The card aims to ensure the mutual recognition of the rights and benefits of people with disability across the European Union. Malta is one of eight recipients of a grant to launch the card as a pilot project - along with Belgium, Cyprus, Estonia, Finland, Italy, Romania and Slovenia.

National Disability Commission (KNPD) chairperson Oliver Scicluna told the consultation process that the card would allow disabled people to live more independently and autonomously, and that it could be used to obtain disability benefits in Malta instead of the local special ID card or yellow card.

“There are around 80 million people with a disability in Europe, but every member state has its own criteria to establish what constitutes a disability,” Scicluna said. “There is currently no mutual recognition of disability within EU member states, meaning that disabled people aren’t recognized as such when they travel across Europe.”
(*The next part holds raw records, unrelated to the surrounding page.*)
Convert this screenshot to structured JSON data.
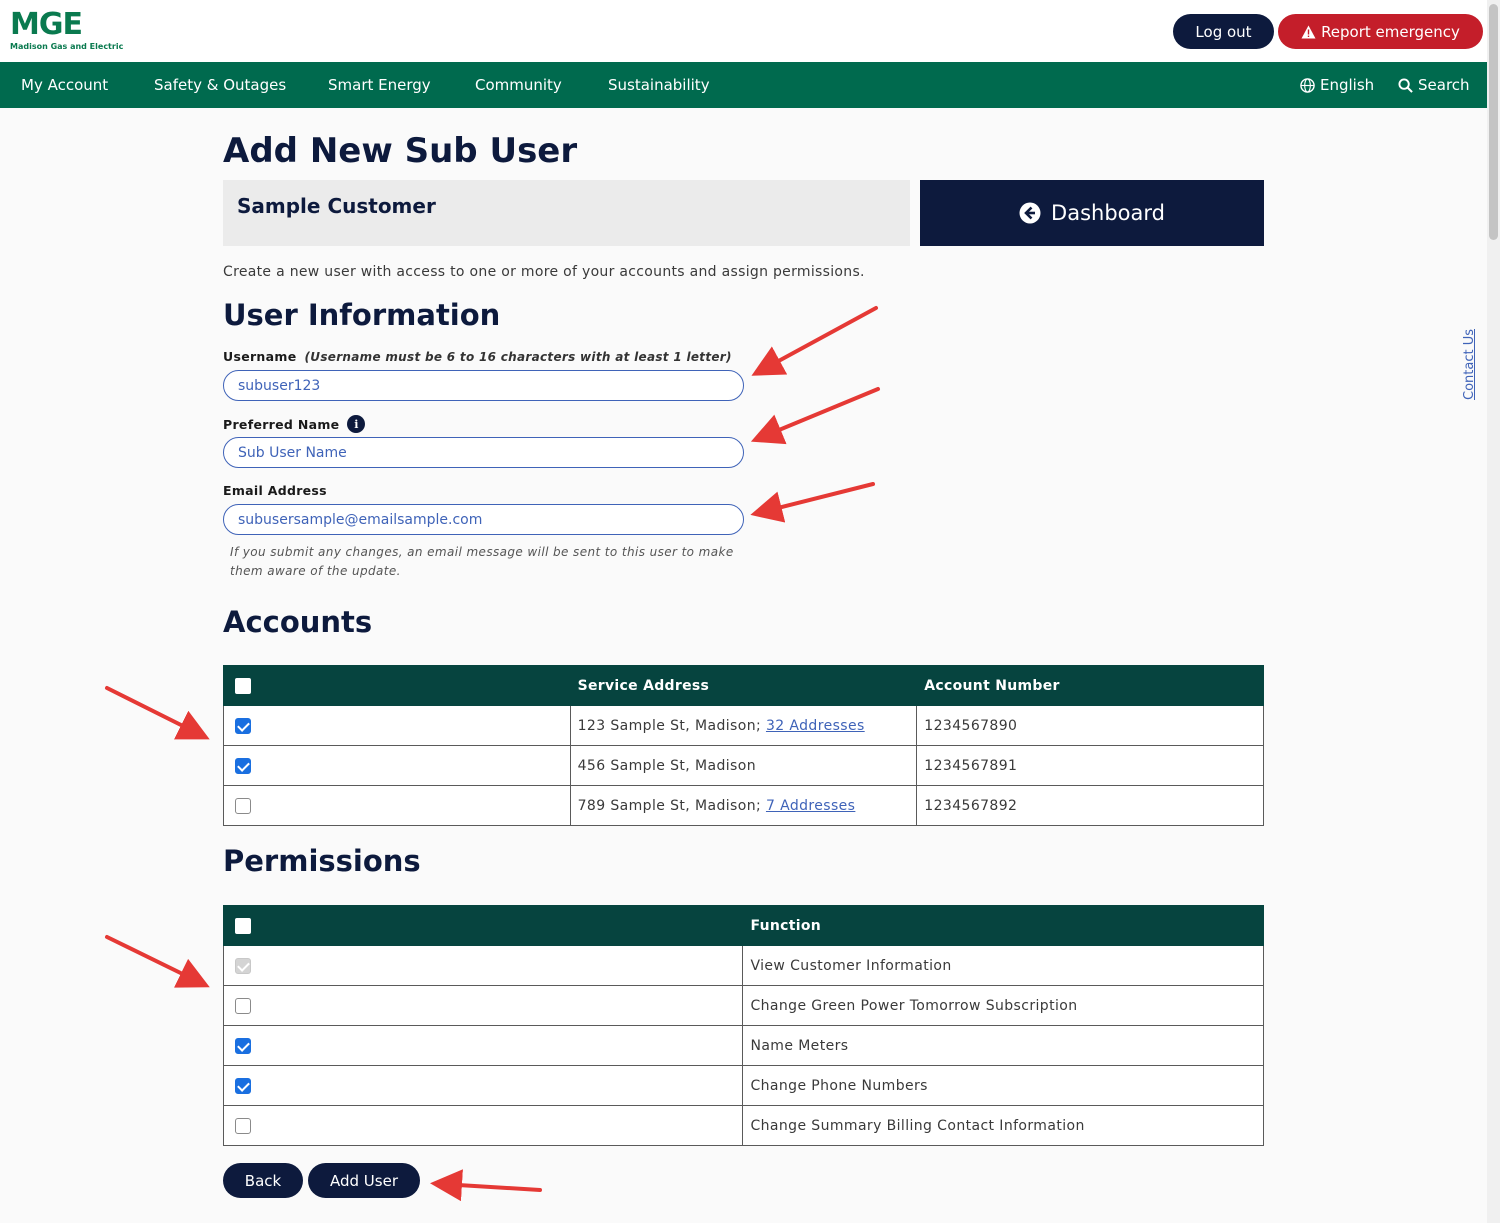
{
  "header": {
    "logo_text": "MGE",
    "logo_subtext": "Madison Gas and Electric",
    "logout_label": "Log out",
    "emergency_label": "Report emergency"
  },
  "nav": {
    "items": [
      "My Account",
      "Safety & Outages",
      "Smart Energy",
      "Community",
      "Sustainability"
    ],
    "language_label": "English",
    "search_label": "Search"
  },
  "side_tab": {
    "contact_label": "Contact Us"
  },
  "page": {
    "title": "Add New Sub User",
    "customer_name": "Sample Customer",
    "dashboard_label": "Dashboard",
    "intro": "Create a new user with access to one or more of your accounts and assign permissions."
  },
  "user_info": {
    "heading": "User Information",
    "username_label": "Username",
    "username_hint": "(Username must be 6 to 16 characters with at least 1 letter)",
    "username_value": "subuser123",
    "preferred_label": "Preferred Name",
    "preferred_value": "Sub User Name",
    "email_label": "Email Address",
    "email_value": "subusersample@emailsample.com",
    "email_note": "If you submit any changes, an email message will be sent to this user to make them aware of the update."
  },
  "accounts": {
    "heading": "Accounts",
    "columns": [
      "",
      "Service Address",
      "Account Number"
    ],
    "rows": [
      {
        "checked": true,
        "address": "123 Sample St, Madison;",
        "link": "32 Addresses",
        "account": "1234567890"
      },
      {
        "checked": true,
        "address": "456 Sample St, Madison",
        "link": "",
        "account": "1234567891"
      },
      {
        "checked": false,
        "address": "789 Sample St, Madison;",
        "link": "7 Addresses",
        "account": "1234567892"
      }
    ]
  },
  "permissions": {
    "heading": "Permissions",
    "columns": [
      "",
      "Function"
    ],
    "rows": [
      {
        "state": "disabled-checked",
        "function": "View Customer Information"
      },
      {
        "state": "unchecked",
        "function": "Change Green Power Tomorrow Subscription"
      },
      {
        "state": "checked",
        "function": "Name Meters"
      },
      {
        "state": "checked",
        "function": "Change Phone Numbers"
      },
      {
        "state": "unchecked",
        "function": "Change Summary Billing Contact Information"
      }
    ]
  },
  "actions": {
    "back_label": "Back",
    "add_user_label": "Add User"
  },
  "colors": {
    "nav_green": "#006a4e",
    "table_header": "#06443f",
    "navy": "#0d1a3d",
    "emergency_red": "#c41e2a",
    "link_blue": "#3f63b8",
    "checkbox_blue": "#1a6fe0",
    "annotation_arrow": "#e53935"
  },
  "icons": [
    "warning-icon",
    "globe-icon",
    "search-icon",
    "back-arrow-icon",
    "info-icon"
  ]
}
He ensured that eligibility for disability status would not be impacted by the new card and that individual member states would still be in charge of determining such criteria.

Parliamentary secretary for the rights of people with a disability Justyne Caruana said that the pilot project would ensure that Malta is on the forefront of development in the disability sector.

“When other countries see the positive effects of these initiatives, they will want to follow suit,” she said, adding that the pilot project is costing the eight pioneering countries a “substantial amount of money”.

She added that the card has the potential of creating new investment and economic opportunities.

“If the country becomes more friendly to people with a disability, then it will unlock potential for a new kind of tourism in the country and therefore strengthen our economy,” Caruana said.

She also said that the government plans to regulate the blue badge system for disabled people to clamp down on abuse, which she warned is “frequent”.

Caruana said that the government is working on a policy document for the regulation of personal assistants to people with disability, as well as on a budget proposal to have personal assistants in the public sector. 

KNPD CEO Rhoda Garland explained that the card would be usable in the eight participating member states and that an information campaign would soon be launched to inform potential applicants on social media platforms, TV appearances and interviews, billboards and Radio interviews among others.

Scicluna said that eligibility for the card would nbe dicatated by individual member states, and that they would still be in charge of determining such criteria.

“In Malta the criteria for the card will be the same as the special ID card or the so called yellow card,” he said.

Scicluna added that KNPD would now embark on discussions with entities in various sectors including tourism, culture, entertainment and transport among others.

Those at the debate suggested a number of initiatives including having an optional indication of the disability in question on the card. Others suggested that travel agencies and airlines had to be included in the discussion.

Other members of the audience also pointed out the need to ensure that if a person with a disability would be allowed to skip a queue for instance, they could be able to do so with other individuals, like both parents for instance.